In aim 1 we will test the hypothesis that ROS formation modulates NO generation in outer medullary DVR (OMDVR) isolated from the vascular bundles and outer medullary nephrons isolated from the interbundle region. As an index of NO bioavailability, we will test the effect of AngII induced hypertension on OMDVR vasodilation by acetylcholine. We will also directly measure ROS and NO generation ROS and NO generation by OMDVR and interbundle nephrons using fluorescent probes.

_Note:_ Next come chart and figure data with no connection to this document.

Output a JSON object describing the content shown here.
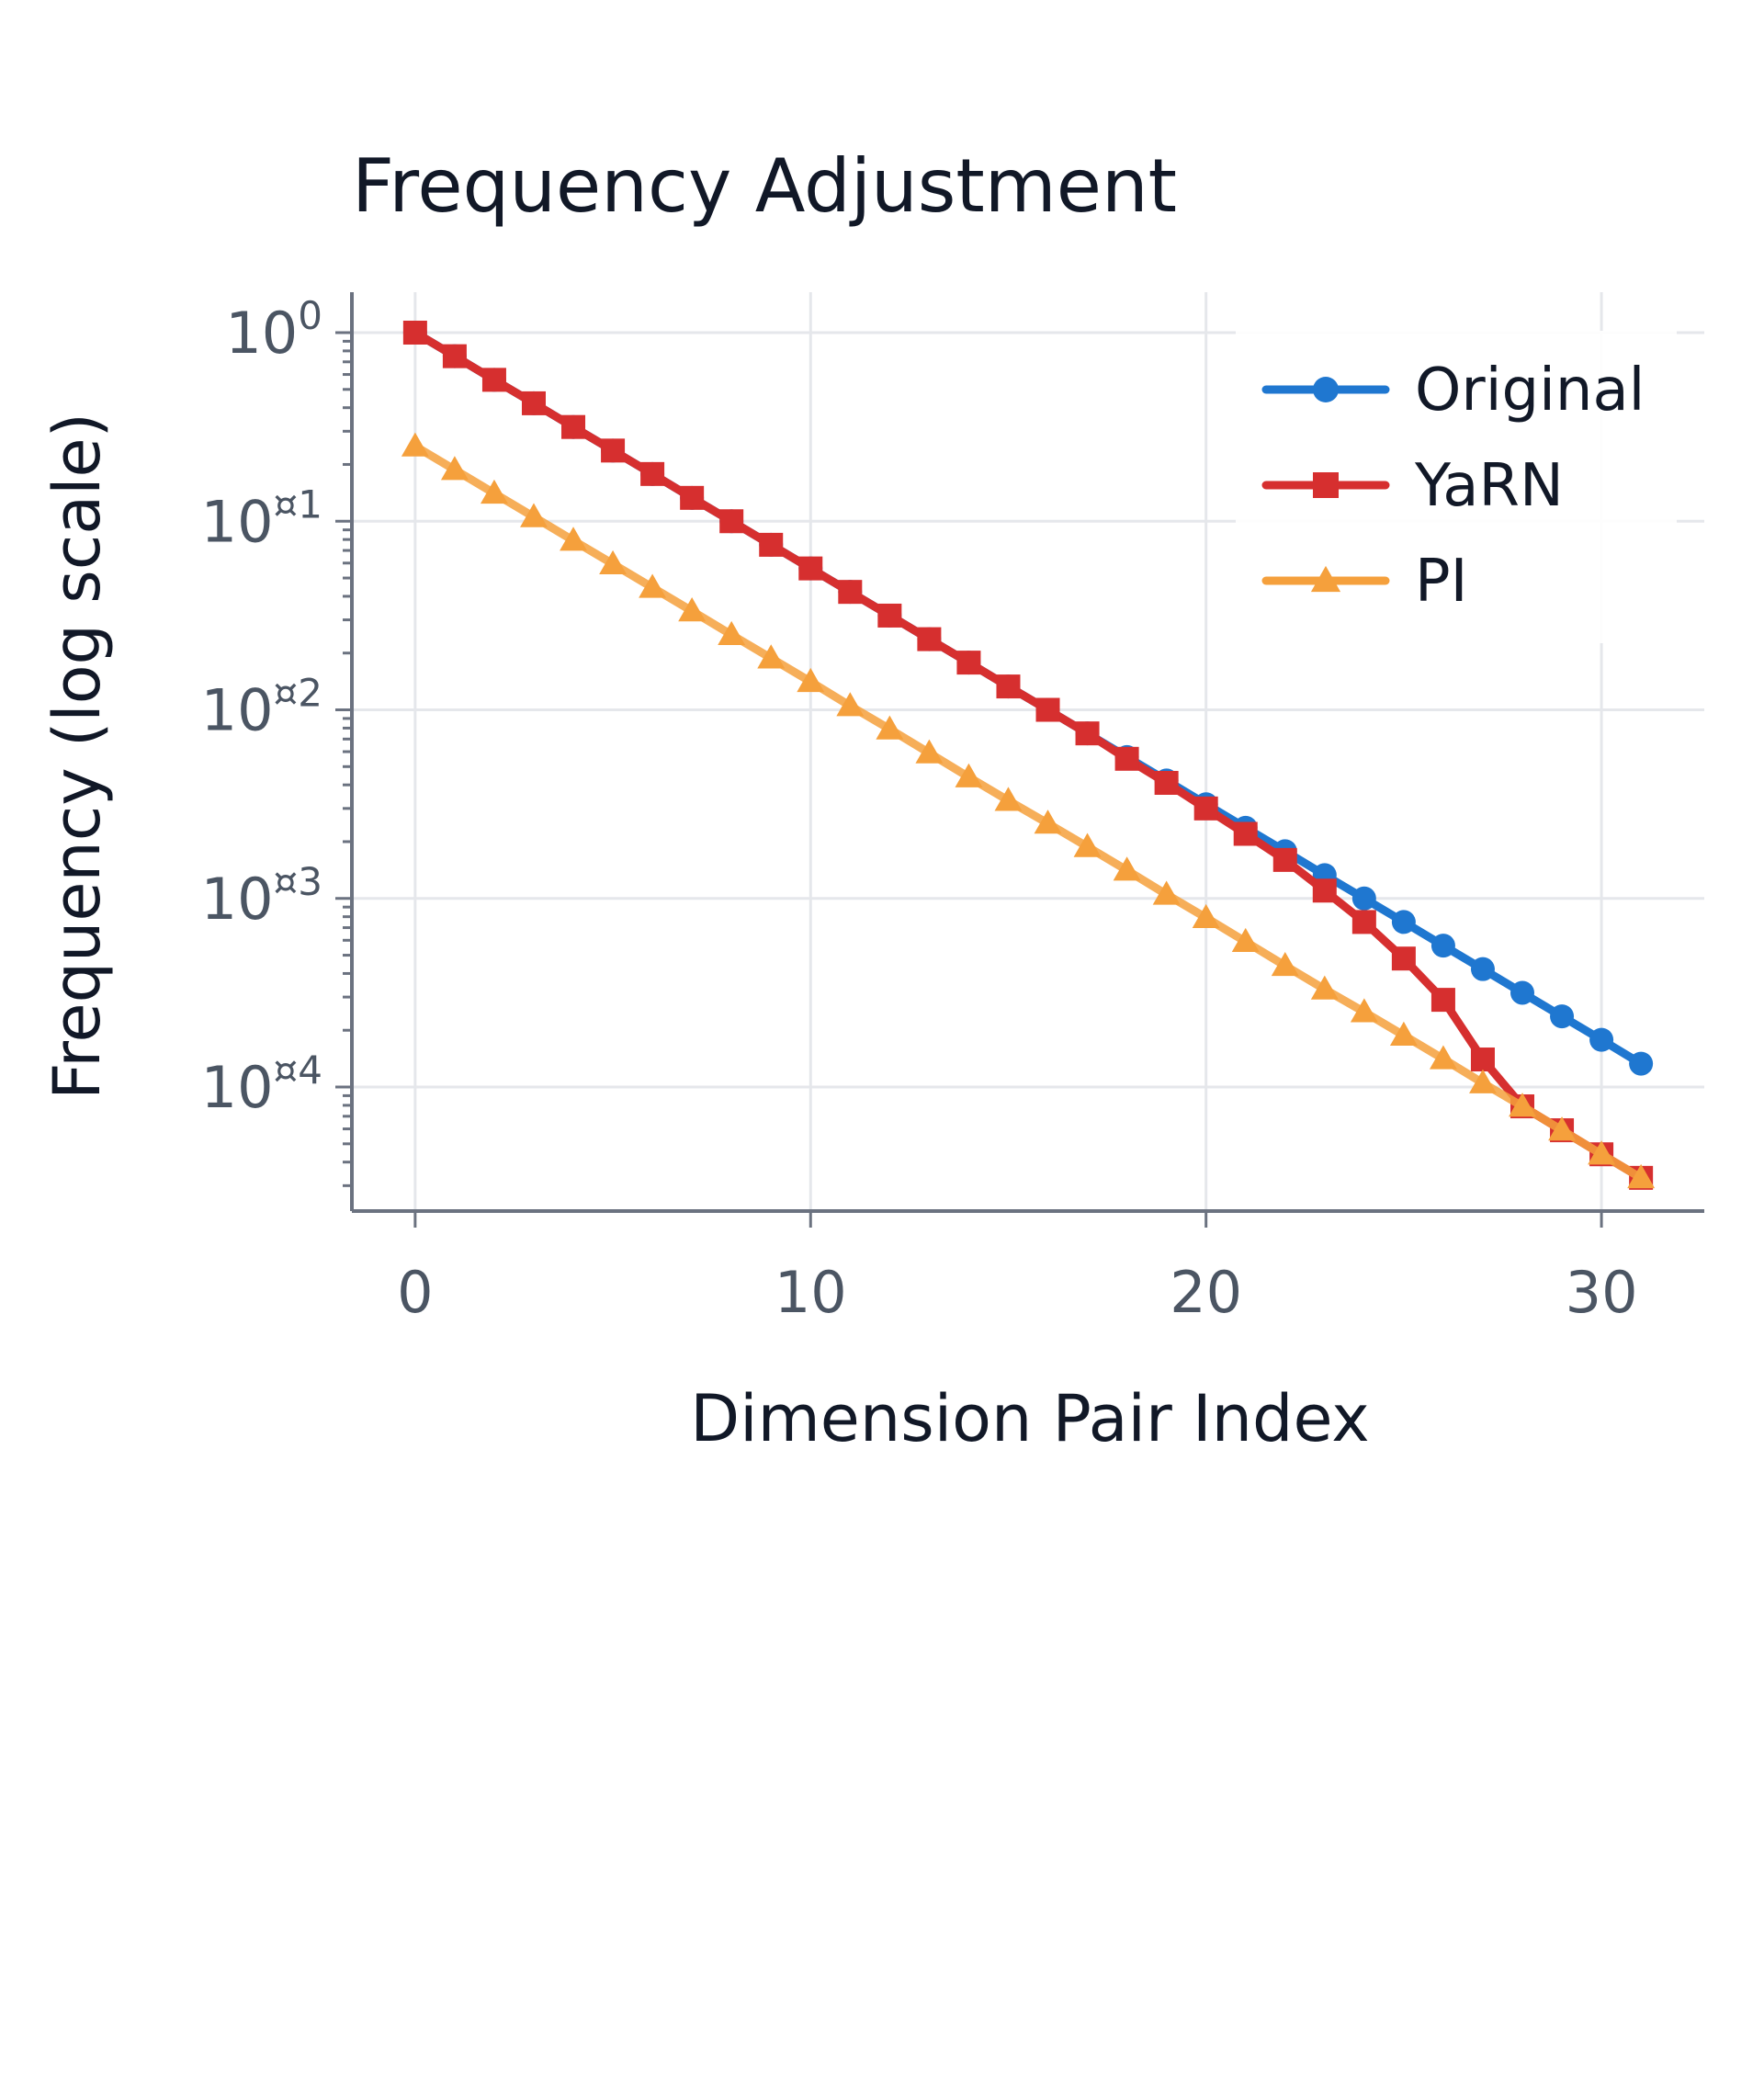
{
  "chart_data": {
    "type": "line",
    "title": "Frequency Adjustment",
    "xlabel": "Dimension Pair Index",
    "ylabel": "Frequency (log scale)",
    "yscale": "log",
    "xlim": [
      -1.6,
      32.6
    ],
    "ylim": [
      2.2e-05,
      1
    ],
    "xticks": [
      "0",
      "10",
      "20",
      "30"
    ],
    "yticks": [
      {
        "base": "10",
        "exp": "0"
      },
      {
        "base": "10",
        "exp": "¤1"
      },
      {
        "base": "10",
        "exp": "¤2"
      },
      {
        "base": "10",
        "exp": "¤3"
      },
      {
        "base": "10",
        "exp": "¤4"
      }
    ],
    "grid": true,
    "legend_position": "top-right",
    "x": [
      0,
      1,
      2,
      3,
      4,
      5,
      6,
      7,
      8,
      9,
      10,
      11,
      12,
      13,
      14,
      15,
      16,
      17,
      18,
      19,
      20,
      21,
      22,
      23,
      24,
      25,
      26,
      27,
      28,
      29,
      30,
      31
    ],
    "series": [
      {
        "name": "Original",
        "color": "#1f77d0",
        "marker": "circle",
        "values": [
          1,
          0.75,
          0.562,
          0.422,
          0.316,
          0.237,
          0.178,
          0.133,
          0.1,
          0.075,
          0.0562,
          0.0422,
          0.0316,
          0.0237,
          0.0178,
          0.0133,
          0.01,
          0.0075,
          0.00562,
          0.00422,
          0.00316,
          0.00237,
          0.00178,
          0.00133,
          0.001,
          0.00075,
          0.000562,
          0.000422,
          0.000316,
          0.000237,
          0.000178,
          0.000133
        ]
      },
      {
        "name": "YaRN",
        "color": "#d62f2f",
        "marker": "square",
        "values": [
          1,
          0.75,
          0.562,
          0.422,
          0.316,
          0.237,
          0.178,
          0.133,
          0.1,
          0.075,
          0.0562,
          0.0422,
          0.0316,
          0.0237,
          0.0178,
          0.0133,
          0.01,
          0.0075,
          0.0055,
          0.0041,
          0.003,
          0.0022,
          0.0016,
          0.0011,
          0.00075,
          0.00048,
          0.00029,
          0.00014,
          7.9e-05,
          5.9e-05,
          4.4e-05,
          3.3e-05
        ]
      },
      {
        "name": "PI",
        "color": "#f5a03c",
        "marker": "triangle",
        "values": [
          0.25,
          0.1875,
          0.1406,
          0.1055,
          0.0791,
          0.0593,
          0.0445,
          0.0334,
          0.025,
          0.0188,
          0.0141,
          0.0105,
          0.0079,
          0.0059,
          0.0044,
          0.0033,
          0.0025,
          0.00188,
          0.00141,
          0.00105,
          0.00079,
          0.00059,
          0.00044,
          0.00033,
          0.00025,
          0.000188,
          0.000141,
          0.000105,
          7.9e-05,
          5.9e-05,
          4.4e-05,
          3.3e-05
        ]
      }
    ]
  }
}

In aim 2 we will determine which of the enzymes responsible for ROS and NO generation is modulated during AngII induced hypertension. We will measure NADPH oxidase, eNOS, nNOS and ecSOD expression in OMDVR and nephrons by real time PCR, western blot of outer medullary homogenates, in situ hybridization and immunocytochemistry. We will also test the effect of NADPH oxidase, eNOS and nNOS gene deletion in ROS and NO generation.
In aim3, we will test the hypothesis that hypertension is accompanied by a decreased in oxidant defense mechanisms.
In aim 3, we will test the hypothesis that hypertension is accompanied by a decreased in oxidant defense mechanisms. We will examine the effects of gene deletion of extracellular superoxide dismutase and the dopamine D5 receptor on ROS generation and NO bioavailability. We will also determine the extent to which the D5 receptor acts through hemeoxygenase.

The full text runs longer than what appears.